Product ion spectra obtained by submitting the a) 1:2, b) 2:2, and c) 3:2 complexes of NC (●) and KL-obligated dimer (▲△) to mild SORI-CID (see Materials and Methods). Boxed symbols identify each precursor ion. Note that both NC loss and dimer dissociation were observed in these spectra.

Figure 5

a) Nanospray-FTICR mass spectrum of a sample containing 30 μM NC (●) and 10 μM wild-type SL1A (×) in 150 mM ammonium acetate (pH 7.0) at room temperature. Panel b) and c) include the product ion spectra obtained by submitting the 1:2 and 3:2 complexes to mild SORI-CID (see Materials and Methods). Boxed symbols identify each precursor ion. Note that the 3:2 complex represented the maximum stoichiometry observed in this experiment and that activation of the different precursor ions resulted in both NC loss and dimer dissociation.

Figure 6

a) Nanospray-FTICR mass spectrum of a sample containing 30 μM NC (●) and 10 μM wild-type SL1A (×) in 150 mM ammonium acetate (pH 7.0) after 3 hour incubation at 37°C. Panel b) and c) include the product ion spectra obtained by submitting the 3:2 and 4:2 complexes to mild SORI-CID (see Materials and Methods).
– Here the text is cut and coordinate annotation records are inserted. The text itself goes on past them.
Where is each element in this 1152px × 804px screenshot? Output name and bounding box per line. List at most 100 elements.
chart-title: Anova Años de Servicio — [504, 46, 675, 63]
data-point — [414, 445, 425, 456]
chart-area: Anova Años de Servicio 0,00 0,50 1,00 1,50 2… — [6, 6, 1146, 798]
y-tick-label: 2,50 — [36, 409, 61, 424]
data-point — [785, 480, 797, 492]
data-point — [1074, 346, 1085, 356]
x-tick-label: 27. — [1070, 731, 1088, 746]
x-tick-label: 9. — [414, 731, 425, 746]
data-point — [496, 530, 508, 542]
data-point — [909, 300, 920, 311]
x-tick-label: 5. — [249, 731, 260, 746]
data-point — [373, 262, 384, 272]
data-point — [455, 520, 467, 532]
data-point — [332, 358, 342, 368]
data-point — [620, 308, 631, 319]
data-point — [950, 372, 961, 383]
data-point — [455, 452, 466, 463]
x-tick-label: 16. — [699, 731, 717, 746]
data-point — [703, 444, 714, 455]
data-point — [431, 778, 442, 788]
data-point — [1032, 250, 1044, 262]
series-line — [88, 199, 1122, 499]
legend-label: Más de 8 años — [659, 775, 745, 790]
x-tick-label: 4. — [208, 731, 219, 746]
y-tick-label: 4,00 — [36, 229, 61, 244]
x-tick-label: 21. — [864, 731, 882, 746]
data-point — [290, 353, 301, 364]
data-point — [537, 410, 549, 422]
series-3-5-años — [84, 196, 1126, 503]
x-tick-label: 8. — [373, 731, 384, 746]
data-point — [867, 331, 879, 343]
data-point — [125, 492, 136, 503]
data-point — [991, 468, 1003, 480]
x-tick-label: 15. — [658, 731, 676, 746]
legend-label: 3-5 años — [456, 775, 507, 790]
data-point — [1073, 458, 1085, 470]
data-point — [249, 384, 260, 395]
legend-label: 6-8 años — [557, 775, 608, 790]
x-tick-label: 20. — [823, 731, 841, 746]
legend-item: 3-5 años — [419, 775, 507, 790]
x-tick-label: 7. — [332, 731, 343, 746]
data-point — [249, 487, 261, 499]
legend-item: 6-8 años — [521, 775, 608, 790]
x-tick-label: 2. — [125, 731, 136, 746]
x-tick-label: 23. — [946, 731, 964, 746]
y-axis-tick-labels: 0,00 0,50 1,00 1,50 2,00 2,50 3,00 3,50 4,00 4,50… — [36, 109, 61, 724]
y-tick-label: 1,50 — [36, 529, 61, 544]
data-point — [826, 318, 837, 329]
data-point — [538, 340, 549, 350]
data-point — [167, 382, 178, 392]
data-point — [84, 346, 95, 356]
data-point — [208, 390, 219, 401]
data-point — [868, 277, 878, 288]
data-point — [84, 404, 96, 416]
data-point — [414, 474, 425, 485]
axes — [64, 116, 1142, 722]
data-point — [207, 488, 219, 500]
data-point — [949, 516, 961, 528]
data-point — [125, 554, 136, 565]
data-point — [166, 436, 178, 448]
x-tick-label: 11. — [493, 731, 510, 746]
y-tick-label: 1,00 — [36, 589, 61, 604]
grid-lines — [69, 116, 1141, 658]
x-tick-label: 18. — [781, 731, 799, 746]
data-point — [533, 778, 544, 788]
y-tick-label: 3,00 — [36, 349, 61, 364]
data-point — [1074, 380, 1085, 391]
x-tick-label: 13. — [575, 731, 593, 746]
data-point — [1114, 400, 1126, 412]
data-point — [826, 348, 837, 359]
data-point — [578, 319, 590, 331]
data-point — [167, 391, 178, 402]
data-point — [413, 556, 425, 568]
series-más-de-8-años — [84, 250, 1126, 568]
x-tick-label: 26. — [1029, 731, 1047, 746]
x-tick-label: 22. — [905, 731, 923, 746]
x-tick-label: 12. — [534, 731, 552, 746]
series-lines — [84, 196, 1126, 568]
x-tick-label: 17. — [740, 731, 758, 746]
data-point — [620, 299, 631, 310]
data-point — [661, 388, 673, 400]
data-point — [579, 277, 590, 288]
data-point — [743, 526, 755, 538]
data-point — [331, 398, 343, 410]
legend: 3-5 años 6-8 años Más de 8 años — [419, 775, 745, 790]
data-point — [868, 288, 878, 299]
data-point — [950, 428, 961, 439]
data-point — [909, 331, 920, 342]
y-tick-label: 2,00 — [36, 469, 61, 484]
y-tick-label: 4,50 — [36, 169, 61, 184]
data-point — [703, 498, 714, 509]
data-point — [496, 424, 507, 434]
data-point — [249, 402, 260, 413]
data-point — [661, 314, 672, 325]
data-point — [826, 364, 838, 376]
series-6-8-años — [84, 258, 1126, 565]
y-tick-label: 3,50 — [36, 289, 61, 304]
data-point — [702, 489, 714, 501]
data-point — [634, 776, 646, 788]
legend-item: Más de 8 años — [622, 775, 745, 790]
Boxed symbols identify each precursor ion. In panel b) and c), the percentages in parentheses indicate the normalized intensity of the corresponding signal compared to the total intensity of the product species, as described in Materials and Methods. Dimeric products were assigned to the ED conformer, whereas monomeric products were assigned to KL. The percentages were then summed to determine the partitioning between the two conformers within each precursor ion population, as reported in the box. In panel a), the KL/ED proportions within each ion signal were used to obtain the overall proportions of monomeric, KL, and ED forms in solution (summarized in Table 2).

Figure 7

a) Loop-loop interactions in the KL dimer formed by wild type SL1A (PDB: 1XPF). The junction bases are labeled according to the subtype A sequence (Mal variant). The arrows give an idea of the putative rearrangements that may take place during the isomerization process. The graphical rendition in panel b) was created using Pymol to visualize the expected stacking between hinge and loop bases to extend the initial loop-loop helix. The arrows show the possible unzipping of the intramolecular base pairs of the KL dimer, which is necessary to enable strand exchange. The graphical rendition in panel c) depicts a more advanced stage of strand exchange, in which a greater number of intermolecular base pairs are being formed in concerted fashion. The final result of the isomerization process consists of a full-fledged duplex structure d), represented here by the palindromic region of the ED dimer of wild type SL1A (PDB: 1Y99).

Scheme 1

Two-step model of SL1 dimerization and isomerization. KL stands for kissing loop and ED for extended duplex. The sequence shown here corresponds to the subtype B (Lai variant) of HIV-1, but the nucleotides are numbered according to the subtype A sequence (Mal variant) for the sake of consistency. Stem- and flanking-bulges are highlighted in gray.

Scheme 2

Sequences and secondary structures of the constructs included in the study. Nucleotides are numbered according to the subtype A sequence (Mal variant) of HIV-1. The self-complementary sequences are highlighted in gray. Stems and flanking bulges of dimeric species are also highlighted in gray. For each species, the monoisotopic masses observed experimentally and calculated from sequence are included.